FastDeploy already inserts tracing points at most critical execution stages. Developers can use the APIs provided in trace.py to add more fine-grained tracing.


4.1 Initialize Tracing

Each process involved in tracing must call:

process_tracing_init()

Each thread that participates in a traced request must call:

trace_set_thread_info("thread_label", tp_rank, dp_rank)
  • thread_label: identifier used for visual distinction of threads.
  • tp_rank / dp_rank: optional values to label tensor parallelism or data parallelism ranks.

4.2 Mark Request Start and Finish

trace_req_start(rid, bootstrap_room, ts, role)
trace_req_finish(rid, ts, attrs)
  • Creates both a Bootstrap Room Span and a Root Span.
  • Supports inheritance from spans created by the FastAPI Instrumentor (context copying).
  • attrs can be used to attach additional attributes to the request span.
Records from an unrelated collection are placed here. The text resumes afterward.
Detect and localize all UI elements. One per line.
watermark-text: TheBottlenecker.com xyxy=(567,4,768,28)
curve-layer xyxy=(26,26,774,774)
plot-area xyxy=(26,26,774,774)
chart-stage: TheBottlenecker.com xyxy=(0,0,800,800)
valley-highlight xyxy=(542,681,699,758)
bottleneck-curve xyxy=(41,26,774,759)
4.3 Add Tracing for Slices

Standard Slice

trace_slice_start("slice_name", rid)
trace_slice_end("slice_name", rid)

Mark Thread Completion

The last slice in a thread can mark the thread span as finished:

trace_slice_end("slice_name", rid, thread_finish_flag=True)

4.4 Trace Context Propagation Across Threads

Sender Side (ZMQ)

trace_context = trace_get_proc_propagate_context(rid)
req.trace_context = trace_context

Receiver Side (ZMQ)

trace_set_proc_propagate_context(rid, req.trace_context)

4.5 Add Events and Attributes

Events (recorded on the current slice)

trace_event("event_name", rid, ts, attrs)

Attributes (attached to the current slice)

trace_slice_add_attr(rid, attrs)

Extending the Tracing Framework

5.1 Trace Context Hierarchy

  • Two levels of Trace Context:

  • TraceReqContext – request-level context

  • TraceThreadContext – thread-level context

  • Three-level Span hierarchy:

  • req_root_span

  • thread_span
  • slice_span

5.2 Available Span Name Enum (TraceSpanName)

FASTDEPLOY
PREPROCESS
SCHEDULE
PREFILL
DECODE
POSTPROCESS
  • These enums can be used when creating slices to ensure consistent naming.

5.3 Important Notes

  1. Each thread span must be closed when the final slice of that thread finishes.
  2. Spans created by FastAPI Instrumentor are automatically inherited by the internal tracing context.